May you rest long and well this weekend, enjoying the company of your favorite people, conversation with your littles, hugs and smooches to sustain you, renewal in time with the Creator, and contentment in your surroundings. If you're having tears, I hope they're brief and kissed away by your beloved, as kindness steals the sadness away.



barnyardmama said...

I went looking for how big Q is, but I couldn't find it. I have a "feeding chair" from Target. It cost 30 dollars and it says that it's good til age four. You can put it in a recline position and strap the kid in. I bought it specifically so Charlie doesn't have to worry about being upright and eating--one thing at a time, no?

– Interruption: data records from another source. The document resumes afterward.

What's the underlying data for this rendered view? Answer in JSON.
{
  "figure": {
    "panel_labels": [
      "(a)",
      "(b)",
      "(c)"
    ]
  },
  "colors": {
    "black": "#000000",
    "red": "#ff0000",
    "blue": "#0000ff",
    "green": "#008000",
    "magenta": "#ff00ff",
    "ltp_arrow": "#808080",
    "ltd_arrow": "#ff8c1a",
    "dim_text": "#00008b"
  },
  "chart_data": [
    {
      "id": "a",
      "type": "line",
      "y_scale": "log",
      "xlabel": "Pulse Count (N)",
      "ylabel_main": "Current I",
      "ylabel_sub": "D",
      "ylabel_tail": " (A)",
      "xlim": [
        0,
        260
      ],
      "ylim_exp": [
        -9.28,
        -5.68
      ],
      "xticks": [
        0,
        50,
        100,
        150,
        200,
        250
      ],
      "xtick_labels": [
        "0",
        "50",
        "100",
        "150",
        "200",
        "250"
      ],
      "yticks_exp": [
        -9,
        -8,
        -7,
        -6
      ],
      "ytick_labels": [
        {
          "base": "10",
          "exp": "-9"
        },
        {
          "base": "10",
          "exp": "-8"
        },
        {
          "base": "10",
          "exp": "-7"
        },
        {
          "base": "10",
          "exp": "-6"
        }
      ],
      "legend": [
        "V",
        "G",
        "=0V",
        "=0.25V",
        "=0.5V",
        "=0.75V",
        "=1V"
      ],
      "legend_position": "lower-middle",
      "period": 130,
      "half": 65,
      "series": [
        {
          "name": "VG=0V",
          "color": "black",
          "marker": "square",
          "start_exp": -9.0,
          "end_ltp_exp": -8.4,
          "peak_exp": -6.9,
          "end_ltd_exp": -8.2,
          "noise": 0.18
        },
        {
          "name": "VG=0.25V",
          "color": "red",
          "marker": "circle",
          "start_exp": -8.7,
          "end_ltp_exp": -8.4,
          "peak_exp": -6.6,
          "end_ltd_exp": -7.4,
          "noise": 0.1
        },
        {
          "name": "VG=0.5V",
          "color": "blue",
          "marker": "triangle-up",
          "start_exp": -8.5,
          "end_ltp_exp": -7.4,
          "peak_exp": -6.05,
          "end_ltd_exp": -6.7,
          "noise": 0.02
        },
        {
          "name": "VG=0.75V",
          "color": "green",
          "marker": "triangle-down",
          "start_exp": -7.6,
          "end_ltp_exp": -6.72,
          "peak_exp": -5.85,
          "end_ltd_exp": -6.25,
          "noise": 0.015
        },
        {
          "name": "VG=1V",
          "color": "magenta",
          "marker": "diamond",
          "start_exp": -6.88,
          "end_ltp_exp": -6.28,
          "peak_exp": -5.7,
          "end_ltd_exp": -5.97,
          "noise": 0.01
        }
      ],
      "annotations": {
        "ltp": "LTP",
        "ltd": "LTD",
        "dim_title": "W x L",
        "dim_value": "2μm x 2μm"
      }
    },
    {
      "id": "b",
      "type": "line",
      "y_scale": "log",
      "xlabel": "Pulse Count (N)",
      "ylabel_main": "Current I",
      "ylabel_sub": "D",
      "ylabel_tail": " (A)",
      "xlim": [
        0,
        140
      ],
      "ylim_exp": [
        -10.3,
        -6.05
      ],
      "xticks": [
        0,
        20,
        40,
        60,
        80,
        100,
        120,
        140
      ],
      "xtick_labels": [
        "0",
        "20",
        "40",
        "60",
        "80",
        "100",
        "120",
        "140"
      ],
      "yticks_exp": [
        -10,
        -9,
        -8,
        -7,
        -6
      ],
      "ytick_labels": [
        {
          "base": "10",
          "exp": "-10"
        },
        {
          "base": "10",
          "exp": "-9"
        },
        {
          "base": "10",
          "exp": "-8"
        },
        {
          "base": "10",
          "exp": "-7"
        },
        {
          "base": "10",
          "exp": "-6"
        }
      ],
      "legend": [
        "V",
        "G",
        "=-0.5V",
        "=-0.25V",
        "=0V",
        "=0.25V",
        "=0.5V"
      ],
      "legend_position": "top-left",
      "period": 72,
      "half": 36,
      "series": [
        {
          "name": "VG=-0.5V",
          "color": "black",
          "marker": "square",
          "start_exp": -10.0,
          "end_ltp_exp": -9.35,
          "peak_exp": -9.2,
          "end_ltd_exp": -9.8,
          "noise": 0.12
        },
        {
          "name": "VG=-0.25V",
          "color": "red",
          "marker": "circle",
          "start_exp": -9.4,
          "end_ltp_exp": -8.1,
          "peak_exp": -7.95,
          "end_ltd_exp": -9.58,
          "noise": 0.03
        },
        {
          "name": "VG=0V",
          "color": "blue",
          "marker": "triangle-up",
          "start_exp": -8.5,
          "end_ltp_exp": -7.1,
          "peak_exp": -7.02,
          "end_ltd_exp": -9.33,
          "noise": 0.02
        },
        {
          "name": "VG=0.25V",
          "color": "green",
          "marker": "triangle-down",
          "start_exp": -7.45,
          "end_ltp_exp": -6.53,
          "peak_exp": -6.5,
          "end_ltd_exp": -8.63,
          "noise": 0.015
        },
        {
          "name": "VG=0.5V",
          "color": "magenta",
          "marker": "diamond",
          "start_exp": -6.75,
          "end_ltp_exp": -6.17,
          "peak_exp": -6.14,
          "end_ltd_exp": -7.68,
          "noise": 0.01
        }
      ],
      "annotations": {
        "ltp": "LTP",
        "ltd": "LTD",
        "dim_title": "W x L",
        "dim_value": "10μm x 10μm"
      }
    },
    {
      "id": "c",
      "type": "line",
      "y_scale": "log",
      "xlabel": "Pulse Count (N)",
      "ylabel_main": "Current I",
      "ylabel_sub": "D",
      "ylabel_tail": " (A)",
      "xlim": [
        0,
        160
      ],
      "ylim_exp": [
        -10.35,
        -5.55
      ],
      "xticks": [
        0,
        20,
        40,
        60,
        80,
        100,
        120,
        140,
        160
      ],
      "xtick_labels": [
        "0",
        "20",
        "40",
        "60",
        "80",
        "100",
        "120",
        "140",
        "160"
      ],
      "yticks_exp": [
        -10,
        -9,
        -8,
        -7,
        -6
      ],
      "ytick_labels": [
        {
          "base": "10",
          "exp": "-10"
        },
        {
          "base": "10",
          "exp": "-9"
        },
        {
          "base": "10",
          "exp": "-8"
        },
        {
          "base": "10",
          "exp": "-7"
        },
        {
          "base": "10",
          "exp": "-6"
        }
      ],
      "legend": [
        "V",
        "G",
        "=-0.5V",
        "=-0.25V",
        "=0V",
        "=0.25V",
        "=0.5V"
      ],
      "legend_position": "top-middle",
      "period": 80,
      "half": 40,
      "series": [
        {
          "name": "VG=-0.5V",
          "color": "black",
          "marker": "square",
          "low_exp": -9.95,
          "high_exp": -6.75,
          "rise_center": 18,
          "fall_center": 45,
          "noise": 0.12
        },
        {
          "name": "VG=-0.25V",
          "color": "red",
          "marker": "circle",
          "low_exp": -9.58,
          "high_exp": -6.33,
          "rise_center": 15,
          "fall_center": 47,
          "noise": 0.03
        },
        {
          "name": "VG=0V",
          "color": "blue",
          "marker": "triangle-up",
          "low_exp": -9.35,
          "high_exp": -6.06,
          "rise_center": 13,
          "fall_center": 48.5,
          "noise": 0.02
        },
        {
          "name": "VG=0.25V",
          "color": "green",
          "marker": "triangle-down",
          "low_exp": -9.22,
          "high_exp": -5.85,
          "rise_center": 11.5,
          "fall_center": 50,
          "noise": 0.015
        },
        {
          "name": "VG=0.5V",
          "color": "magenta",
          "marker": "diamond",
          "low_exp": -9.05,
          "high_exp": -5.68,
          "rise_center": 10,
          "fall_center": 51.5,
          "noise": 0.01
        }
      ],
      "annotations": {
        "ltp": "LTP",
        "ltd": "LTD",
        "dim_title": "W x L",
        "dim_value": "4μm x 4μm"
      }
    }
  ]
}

Also, my MIL is a HUGE Ambrotose fan. She started by making a paste to put on his soft spot and then started putting it in the bottles. I've found absolutely no research to back it, but after we started putting it in the bottles he became regular and one of his hands just opened up. The physiatrist said, "I can't explain it." The guy who invented it sells it under another name (he left Mannatech), and it's much cheaper if you buy it through him. I'll have to find out what the name is for ya. . .

~ V ~ said...

Hugs all around...I wonder if the person you were ticked at for complaining about their kids was the same one at whom I was ticked. Let's assume it was, ok? I would hate to think there are multiple people in the world that think that kids should be able to bounce back like nothing happened after having to wade through stuff that even adults shouldn't have to deal with. "Yes, they've dealt with A, B, C, D, AND E in their short lifetimes, but I've dealt with those issues just fine and my life is perfect now, so why can't they just straighten up and be perfect kids???" Ok, I'm paraphrasing...

C said...

Dear V,

Yes, m'dear, I'm sure it was the very same person. Your paraphrase is kinder than it could be. I'd like a little bleach or something to wipe it out my brain now, thanks.

Just one more thing--how on *earth* does this person get A so thoroughly and miss B-Z??? As a parent I'm just, just... speechless.

ROWR. There. That'll do it.

XO to the troops.

barnyardmama said...

Manapol is the name of generic Ambrotose, and in case you haven't noticed by now, I can't spell a lick, so please forgive any mistakes you see.